O historiador formado pela Universidade do Estado do Rio de Janeiro (UERJ) e com 15 anos de militância no movimento negro e nas lutas das favelas, David Gomes afirma que o 13 de maio — data que marca a abolição formal da escravidão no Brasil — perdeu centralidade no calendário do movimento negro, embora ainda mantenha relevância simbólica e institucional.
“Não é mais a principal data no calendário do movimento negro, o 20 de novembro ocupou esse lugar, mas o 13 de maio ainda tem uma importância simbólica e institucional”, afirma David. Segundo ele, o fortalecimento do 20 de novembro — Dia da Consciência Negra, que remete à morte de Zumbi dos Palmares — permitiu um novo olhar sobre o 13 de maio.

Agora, a visão é mais crítica e comprometida com uma análise profunda da luta do povo negro no Brasil. “A abolição foi fruto de muita luta e resistência, e, principalmente, ainda está inconclusa”, destaca.
Nesse sentido, o historiador pontua que o 13 de maio é hoje compreendido como um marco em aberto, que evidencia a permanência dos desafios enfrentados pela população negra. “Diversos coletivos, organizações do movimento negro, veículos da imprensa negra e núcleos de pesquisa acadêmica continuam organizando eventos na semana do 13 de maio até hoje pelo Brasil, não numa perspectiva de celebração, mas sob um olhar histórico e crítico.”
David também reflete sobre o papel do Estado Novo, período autoritário de Getúlio Vargas, na tentativa de moldar uma identidade nacional baseada na suposta harmonia racial. “Foi um período difícil para a classe trabalhadora e ainda mais complexo para o povo negro. O Estado disseminava a ideia de superação do racismo como estratégia de controle social”, analisa.
Ele lembra que foi nesse período que a noção de “democracia racial” ganhou força, sustentada por dois argumentos principais: a miscigenação e a ausência de leis raciais explícitas, como o apartheid sul-africano.

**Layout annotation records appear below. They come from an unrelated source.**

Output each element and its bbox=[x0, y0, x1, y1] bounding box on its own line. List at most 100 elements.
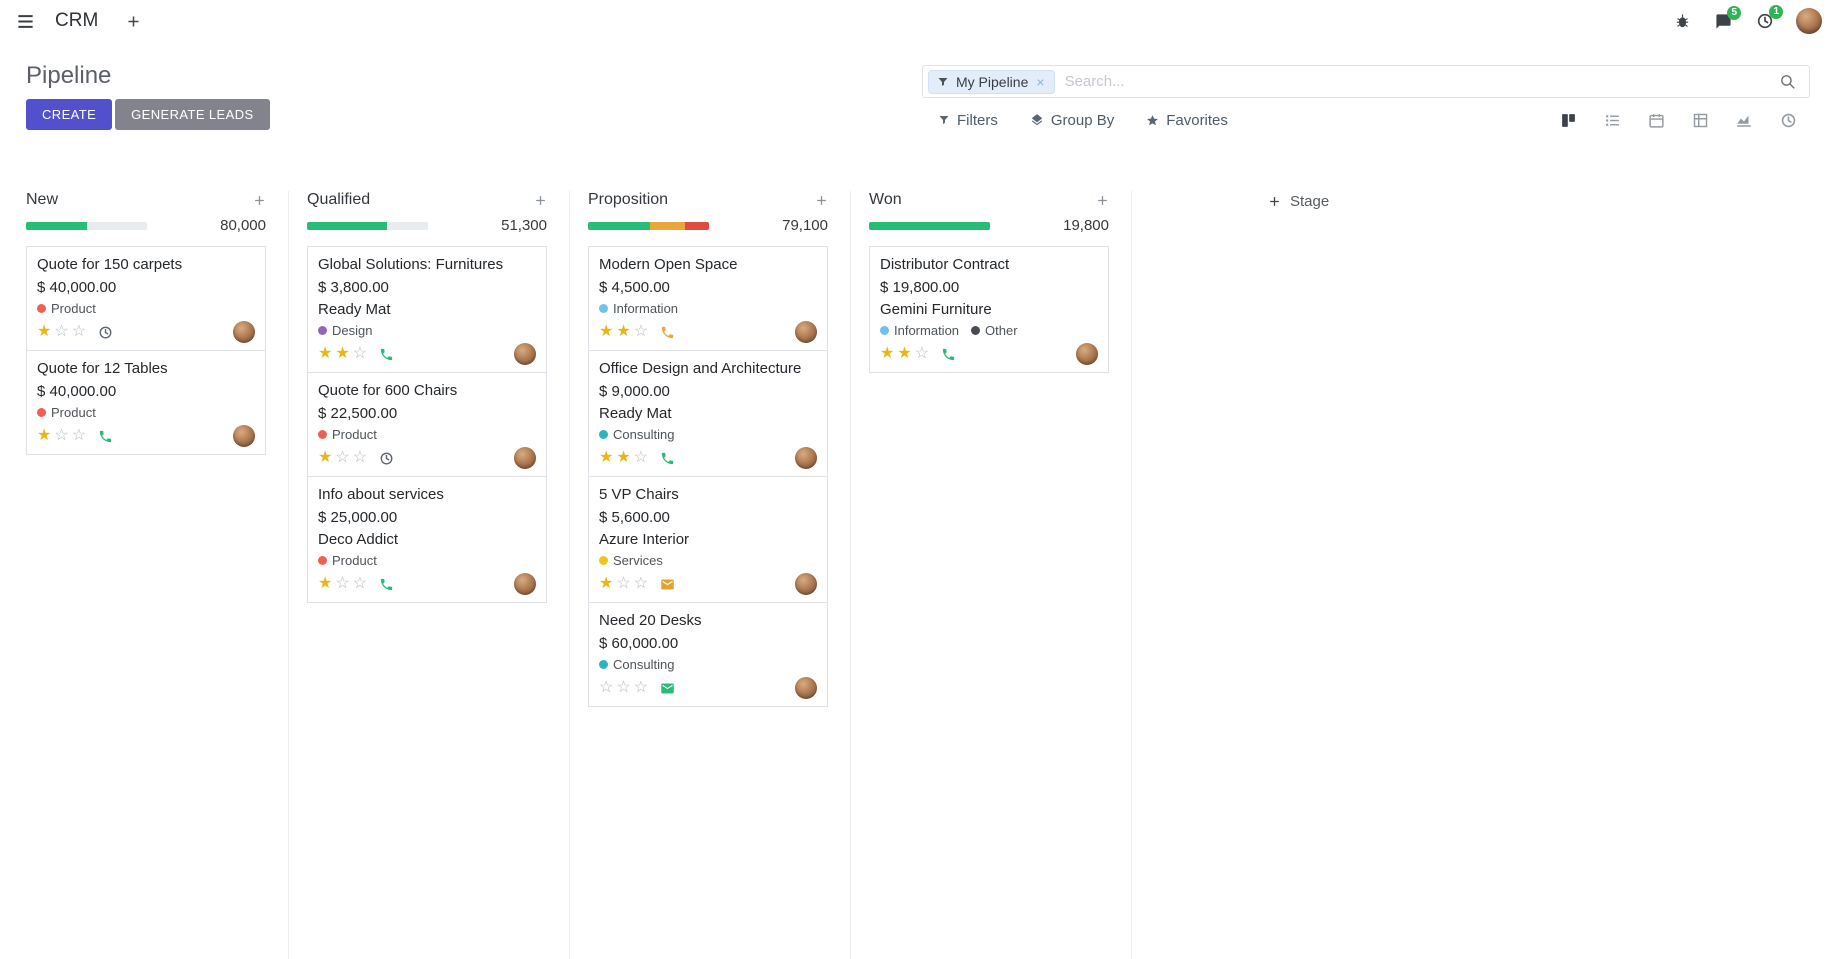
app-name[interactable]: CRM bbox=[55, 10, 99, 31]
user-avatar[interactable] bbox=[1796, 8, 1822, 34]
progress-segment-success[interactable] bbox=[26, 221, 87, 230]
star-empty-icon[interactable]: ☆ bbox=[599, 679, 614, 696]
generate-leads-button[interactable]: GENERATE LEADS bbox=[115, 99, 270, 130]
star-empty-icon[interactable]: ☆ bbox=[54, 427, 69, 444]
bug-icon[interactable] bbox=[1666, 9, 1699, 34]
salesperson-avatar[interactable] bbox=[514, 343, 536, 365]
kanban-card[interactable]: 5 VP Chairs $ 5,600.00 Azure Interior Servi… bbox=[588, 476, 828, 603]
star-empty-icon[interactable]: ☆ bbox=[71, 427, 87, 444]
salesperson-avatar[interactable] bbox=[795, 677, 817, 699]
star-empty-icon[interactable]: ☆ bbox=[352, 575, 368, 592]
progress-segment-warning[interactable] bbox=[649, 221, 685, 230]
star-filled-icon[interactable]: ★ bbox=[616, 323, 631, 340]
kanban-card[interactable]: Global Solutions: Furnitures $ 3,800.00 Re… bbox=[307, 246, 547, 373]
star-empty-icon[interactable]: ☆ bbox=[54, 323, 69, 340]
salesperson-avatar[interactable] bbox=[514, 447, 536, 469]
filters-menu[interactable]: Filters bbox=[938, 112, 998, 129]
progress-segment-muted[interactable] bbox=[386, 221, 428, 230]
column-quick-add-icon[interactable] bbox=[1096, 194, 1109, 207]
graph-view-icon[interactable] bbox=[1722, 105, 1766, 135]
star-filled-icon[interactable]: ★ bbox=[37, 427, 52, 444]
messages-icon[interactable]: 5 bbox=[1707, 5, 1741, 34]
calendar-view-icon[interactable] bbox=[1634, 105, 1678, 135]
activity-phone-icon[interactable] bbox=[379, 347, 394, 362]
column-title[interactable]: Won bbox=[869, 191, 902, 208]
column-title[interactable]: New bbox=[26, 191, 59, 208]
salesperson-avatar[interactable] bbox=[233, 321, 255, 343]
activity-phone-icon[interactable] bbox=[379, 577, 394, 592]
kanban-card[interactable]: Office Design and Architecture $ 9,000.00… bbox=[588, 350, 828, 477]
progress-segment-success[interactable] bbox=[307, 221, 387, 230]
star-empty-icon[interactable]: ☆ bbox=[633, 575, 649, 592]
column-quick-add-icon[interactable] bbox=[815, 194, 828, 207]
kanban-card[interactable]: Quote for 12 Tables $ 40,000.00 Product ★ ☆ ☆ bbox=[26, 350, 266, 455]
star-filled-icon[interactable]: ★ bbox=[599, 449, 614, 466]
star-filled-icon[interactable]: ★ bbox=[318, 575, 333, 592]
star-empty-icon[interactable]: ☆ bbox=[616, 575, 631, 592]
column-progressbar[interactable] bbox=[307, 221, 428, 230]
activity-envelope-icon[interactable] bbox=[660, 681, 675, 696]
search-facet[interactable]: My Pipeline × bbox=[928, 69, 1055, 94]
salesperson-avatar[interactable] bbox=[795, 321, 817, 343]
search-bar[interactable]: My Pipeline × bbox=[922, 65, 1810, 98]
column-progressbar[interactable] bbox=[26, 221, 147, 230]
activities-clock-icon[interactable]: 1 bbox=[1748, 5, 1783, 34]
star-empty-icon[interactable]: ☆ bbox=[633, 679, 649, 696]
kanban-card[interactable]: Info about services $ 25,000.00 Deco Addic… bbox=[307, 476, 547, 603]
kanban-card[interactable]: Need 20 Desks $ 60,000.00 Consulting ☆ ☆ ☆ bbox=[588, 602, 828, 707]
salesperson-avatar[interactable] bbox=[1076, 343, 1098, 365]
column-quick-add-icon[interactable] bbox=[534, 194, 547, 207]
salesperson-avatar[interactable] bbox=[514, 573, 536, 595]
star-empty-icon[interactable]: ☆ bbox=[616, 679, 631, 696]
star-empty-icon[interactable]: ☆ bbox=[71, 323, 87, 340]
activity-phone-icon[interactable] bbox=[660, 451, 675, 466]
salesperson-avatar[interactable] bbox=[233, 425, 255, 447]
star-filled-icon[interactable]: ★ bbox=[880, 345, 895, 362]
activity-phone-icon[interactable] bbox=[660, 325, 675, 340]
progress-segment-success[interactable] bbox=[869, 221, 990, 230]
progress-segment-danger[interactable] bbox=[684, 221, 709, 230]
column-quick-add-icon[interactable] bbox=[253, 194, 266, 207]
column-title[interactable]: Proposition bbox=[588, 191, 669, 208]
star-empty-icon[interactable]: ☆ bbox=[633, 323, 649, 340]
kanban-view-icon[interactable] bbox=[1546, 105, 1590, 135]
activity-envelope-icon[interactable] bbox=[660, 577, 675, 592]
kanban-card[interactable]: Quote for 600 Chairs $ 22,500.00 Product ★ ☆… bbox=[307, 372, 547, 477]
activity-clock-icon[interactable] bbox=[379, 451, 394, 466]
activity-clock-icon[interactable] bbox=[98, 325, 113, 340]
star-empty-icon[interactable]: ☆ bbox=[352, 345, 368, 362]
column-title[interactable]: Qualified bbox=[307, 191, 371, 208]
star-empty-icon[interactable]: ☆ bbox=[352, 449, 368, 466]
star-filled-icon[interactable]: ★ bbox=[37, 323, 52, 340]
plus-icon[interactable] bbox=[122, 12, 145, 31]
add-stage-button[interactable]: Stage bbox=[1268, 193, 1329, 210]
apps-menu-icon[interactable] bbox=[14, 10, 37, 33]
group-by-menu[interactable]: Group By bbox=[1030, 112, 1114, 129]
star-filled-icon[interactable]: ★ bbox=[335, 345, 350, 362]
star-empty-icon[interactable]: ☆ bbox=[335, 449, 350, 466]
facet-remove-icon[interactable]: × bbox=[1036, 73, 1045, 90]
star-empty-icon[interactable]: ☆ bbox=[335, 575, 350, 592]
activity-phone-icon[interactable] bbox=[941, 347, 956, 362]
star-empty-icon[interactable]: ☆ bbox=[914, 345, 930, 362]
search-icon[interactable] bbox=[1770, 73, 1805, 90]
star-filled-icon[interactable]: ★ bbox=[318, 449, 333, 466]
kanban-card[interactable]: Modern Open Space $ 4,500.00 Information ★ ★… bbox=[588, 246, 828, 351]
activity-phone-icon[interactable] bbox=[98, 429, 113, 444]
favorites-menu[interactable]: Favorites bbox=[1146, 112, 1228, 129]
star-filled-icon[interactable]: ★ bbox=[616, 449, 631, 466]
star-empty-icon[interactable]: ☆ bbox=[633, 449, 649, 466]
progress-segment-success[interactable] bbox=[588, 221, 650, 230]
star-filled-icon[interactable]: ★ bbox=[897, 345, 912, 362]
kanban-card[interactable]: Quote for 150 carpets $ 40,000.00 Product ★… bbox=[26, 246, 266, 351]
salesperson-avatar[interactable] bbox=[795, 447, 817, 469]
column-progressbar[interactable] bbox=[588, 221, 709, 230]
search-input[interactable] bbox=[1054, 73, 1770, 90]
salesperson-avatar[interactable] bbox=[795, 573, 817, 595]
progress-segment-muted[interactable] bbox=[86, 221, 147, 230]
list-view-icon[interactable] bbox=[1590, 105, 1634, 135]
star-filled-icon[interactable]: ★ bbox=[599, 323, 614, 340]
column-progressbar[interactable] bbox=[869, 221, 990, 230]
pivot-view-icon[interactable] bbox=[1678, 105, 1722, 135]
star-filled-icon[interactable]: ★ bbox=[318, 345, 333, 362]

Mas o custo desse discurso foi a repressão ao movimento negro organizado: “O Estado perseguiu e desarticulou a Frente Negra Brasileira e o jornal ‘A Voz da Raça’, além de outras organizações da imprensa negra, que denunciavam que o racismo ainda existia.”
Com o avanço das lutas sociais nas décadas seguintes, sobretudo a partir dos anos 1970, o 20 de novembro passou a ser reivindicado como a data central do movimento negro. Para David Gomes, essa mudança representa uma reapropriação da história por parte do povo negro.
“Esse movimento deslocou o protagonismo de uma princesa branca para seus devidos donos: o povo negro organizado. A data faz referência a Zumbi dos Palmares, o maior expoente dessa luta por liberdade”, diz.
O historiador ressalta que reconhecer o passado como instrumento de disputa política e ideológica é fundamental, especialmente diante do crescimento da extrema-direita no Brasil e no mundo. “O movimento negro organizado já sabe disso há muito tempo. O estabelecimento do 20 de novembro como marco de luta, memória e resistência é a prova disso.”